No município vizinho, de Humaitá, cerca de mil árvores teriam sido cortadas até 4 de junho. No dia seguinte, a madeira já estava na cidade de Rondon, no Pará. A viagem, que dura duas semanas, teria sido feita em apenas 24 horas.
As contradições chamaram a atenção das autoridades para uma nova fraude: planos de manejo no Amazonas estão sendo usados para regularizar madeira clandestina. O Ibama descobriu que madeireiros usam documentos verdadeiros, créditos florestais dados pelo governo, para aplicar o golpe. O sistema acompanha toda a movimentação das toras, da origem ao destino, mas elas são apenas virtuais, só os documentos viajam, a madeira não sai do lugar. Assim, qualquer empresa consegue deixar dentro da lei árvores que saíram de áreas de desmatamento.
- No caso do sul de Labrea, até agora o que nós detectamos que esses créditos foram transferidos para empresas no Amazonas. Em outros casos, a movimentação de madeira foi para outros estados, como Mato Grosso e Rondônia - afirmou o Superintendente do Ibama no Amazonas, Henrique Pereira.

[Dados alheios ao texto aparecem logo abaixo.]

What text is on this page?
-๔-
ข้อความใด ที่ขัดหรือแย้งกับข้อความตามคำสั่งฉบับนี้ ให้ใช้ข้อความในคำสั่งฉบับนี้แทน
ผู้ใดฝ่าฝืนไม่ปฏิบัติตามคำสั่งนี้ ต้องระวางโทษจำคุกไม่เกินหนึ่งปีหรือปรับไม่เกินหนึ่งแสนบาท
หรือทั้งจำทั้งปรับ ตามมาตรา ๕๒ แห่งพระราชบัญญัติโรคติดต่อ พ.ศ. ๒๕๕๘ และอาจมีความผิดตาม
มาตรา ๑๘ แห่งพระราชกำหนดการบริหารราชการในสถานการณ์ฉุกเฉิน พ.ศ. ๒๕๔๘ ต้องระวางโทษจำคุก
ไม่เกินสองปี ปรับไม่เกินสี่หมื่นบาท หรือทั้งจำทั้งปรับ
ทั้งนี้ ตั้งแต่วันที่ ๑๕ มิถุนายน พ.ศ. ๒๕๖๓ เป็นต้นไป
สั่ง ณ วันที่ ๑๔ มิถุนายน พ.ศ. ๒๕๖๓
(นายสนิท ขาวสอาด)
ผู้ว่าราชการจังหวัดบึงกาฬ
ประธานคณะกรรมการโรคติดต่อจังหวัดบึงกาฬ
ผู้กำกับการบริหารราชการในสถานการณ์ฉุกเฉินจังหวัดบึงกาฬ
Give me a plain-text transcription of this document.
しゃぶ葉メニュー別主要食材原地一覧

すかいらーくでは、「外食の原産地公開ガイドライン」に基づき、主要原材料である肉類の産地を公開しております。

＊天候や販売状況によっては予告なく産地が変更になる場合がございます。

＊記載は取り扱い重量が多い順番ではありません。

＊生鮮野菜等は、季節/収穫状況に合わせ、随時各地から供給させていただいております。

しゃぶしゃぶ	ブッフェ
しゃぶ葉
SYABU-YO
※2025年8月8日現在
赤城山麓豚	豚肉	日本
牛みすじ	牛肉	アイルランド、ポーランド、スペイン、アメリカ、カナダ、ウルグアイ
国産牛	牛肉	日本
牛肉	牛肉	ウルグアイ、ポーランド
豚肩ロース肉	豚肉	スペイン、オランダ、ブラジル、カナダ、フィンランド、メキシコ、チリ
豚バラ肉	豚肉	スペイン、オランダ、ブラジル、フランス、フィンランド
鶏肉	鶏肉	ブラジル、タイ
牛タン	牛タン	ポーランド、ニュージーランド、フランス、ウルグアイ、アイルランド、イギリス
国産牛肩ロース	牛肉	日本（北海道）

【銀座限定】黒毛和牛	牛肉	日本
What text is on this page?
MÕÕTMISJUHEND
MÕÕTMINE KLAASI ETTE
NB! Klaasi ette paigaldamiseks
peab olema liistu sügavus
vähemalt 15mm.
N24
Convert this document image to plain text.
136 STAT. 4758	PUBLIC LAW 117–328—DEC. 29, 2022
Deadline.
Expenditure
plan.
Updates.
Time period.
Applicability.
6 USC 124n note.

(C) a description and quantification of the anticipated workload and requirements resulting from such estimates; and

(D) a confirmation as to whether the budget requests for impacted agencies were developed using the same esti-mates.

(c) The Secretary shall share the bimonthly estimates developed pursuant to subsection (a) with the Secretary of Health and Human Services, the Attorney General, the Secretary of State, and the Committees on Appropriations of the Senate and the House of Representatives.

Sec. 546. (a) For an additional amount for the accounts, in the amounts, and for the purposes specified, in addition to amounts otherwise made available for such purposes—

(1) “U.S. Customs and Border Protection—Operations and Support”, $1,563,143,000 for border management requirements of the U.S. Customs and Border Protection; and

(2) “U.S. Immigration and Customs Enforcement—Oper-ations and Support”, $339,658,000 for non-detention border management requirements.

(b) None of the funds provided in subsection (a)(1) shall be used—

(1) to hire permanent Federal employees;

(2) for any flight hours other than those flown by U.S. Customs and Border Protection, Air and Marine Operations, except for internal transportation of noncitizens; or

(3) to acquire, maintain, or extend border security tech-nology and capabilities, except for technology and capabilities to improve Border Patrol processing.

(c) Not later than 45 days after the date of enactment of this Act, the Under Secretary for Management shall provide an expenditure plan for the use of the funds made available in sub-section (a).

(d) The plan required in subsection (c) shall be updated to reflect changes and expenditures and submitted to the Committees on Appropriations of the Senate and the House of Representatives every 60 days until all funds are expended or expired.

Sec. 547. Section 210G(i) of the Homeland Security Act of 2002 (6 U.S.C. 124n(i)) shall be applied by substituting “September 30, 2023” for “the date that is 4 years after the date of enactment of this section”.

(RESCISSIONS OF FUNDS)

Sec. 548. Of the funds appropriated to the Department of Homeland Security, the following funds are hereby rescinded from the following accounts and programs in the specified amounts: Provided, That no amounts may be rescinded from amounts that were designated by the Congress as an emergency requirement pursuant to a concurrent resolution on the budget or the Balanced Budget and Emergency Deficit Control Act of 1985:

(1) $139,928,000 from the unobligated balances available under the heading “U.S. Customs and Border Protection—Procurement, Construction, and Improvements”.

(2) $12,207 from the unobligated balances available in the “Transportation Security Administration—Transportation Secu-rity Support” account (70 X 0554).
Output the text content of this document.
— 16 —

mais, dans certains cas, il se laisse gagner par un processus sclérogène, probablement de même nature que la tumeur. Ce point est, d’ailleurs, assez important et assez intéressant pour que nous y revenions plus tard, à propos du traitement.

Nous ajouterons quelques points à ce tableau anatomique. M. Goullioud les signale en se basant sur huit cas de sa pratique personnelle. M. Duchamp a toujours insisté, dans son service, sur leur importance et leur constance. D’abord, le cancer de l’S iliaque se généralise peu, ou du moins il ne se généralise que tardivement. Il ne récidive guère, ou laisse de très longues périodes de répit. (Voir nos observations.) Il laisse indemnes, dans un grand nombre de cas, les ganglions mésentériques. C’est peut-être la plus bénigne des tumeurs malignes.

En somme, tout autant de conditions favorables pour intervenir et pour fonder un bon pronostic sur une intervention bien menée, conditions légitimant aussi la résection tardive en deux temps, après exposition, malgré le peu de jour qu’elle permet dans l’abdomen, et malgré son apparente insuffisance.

Neste sábado, foi feita vistoria no pátio de uma empresa que, supostamente, recebia a madeira em Manaus. No lugar de uma serraria, os fiscais encontraram um galpão ainda em construção. Não se sabe ainda quantos projetos estão envolvidos no golpe. Só no ano passado, o estado licenciou 365 novas áreas de manejo, mas o governo admite: é impossível fiscalizar todas elas, com apenas sete agentes ambientais.
A fraude em Labrea e Humaitá já foi comprovada. O Ibama cancelou a licença a licença de manejo e multou os donos das áres em R$ 7 milhões.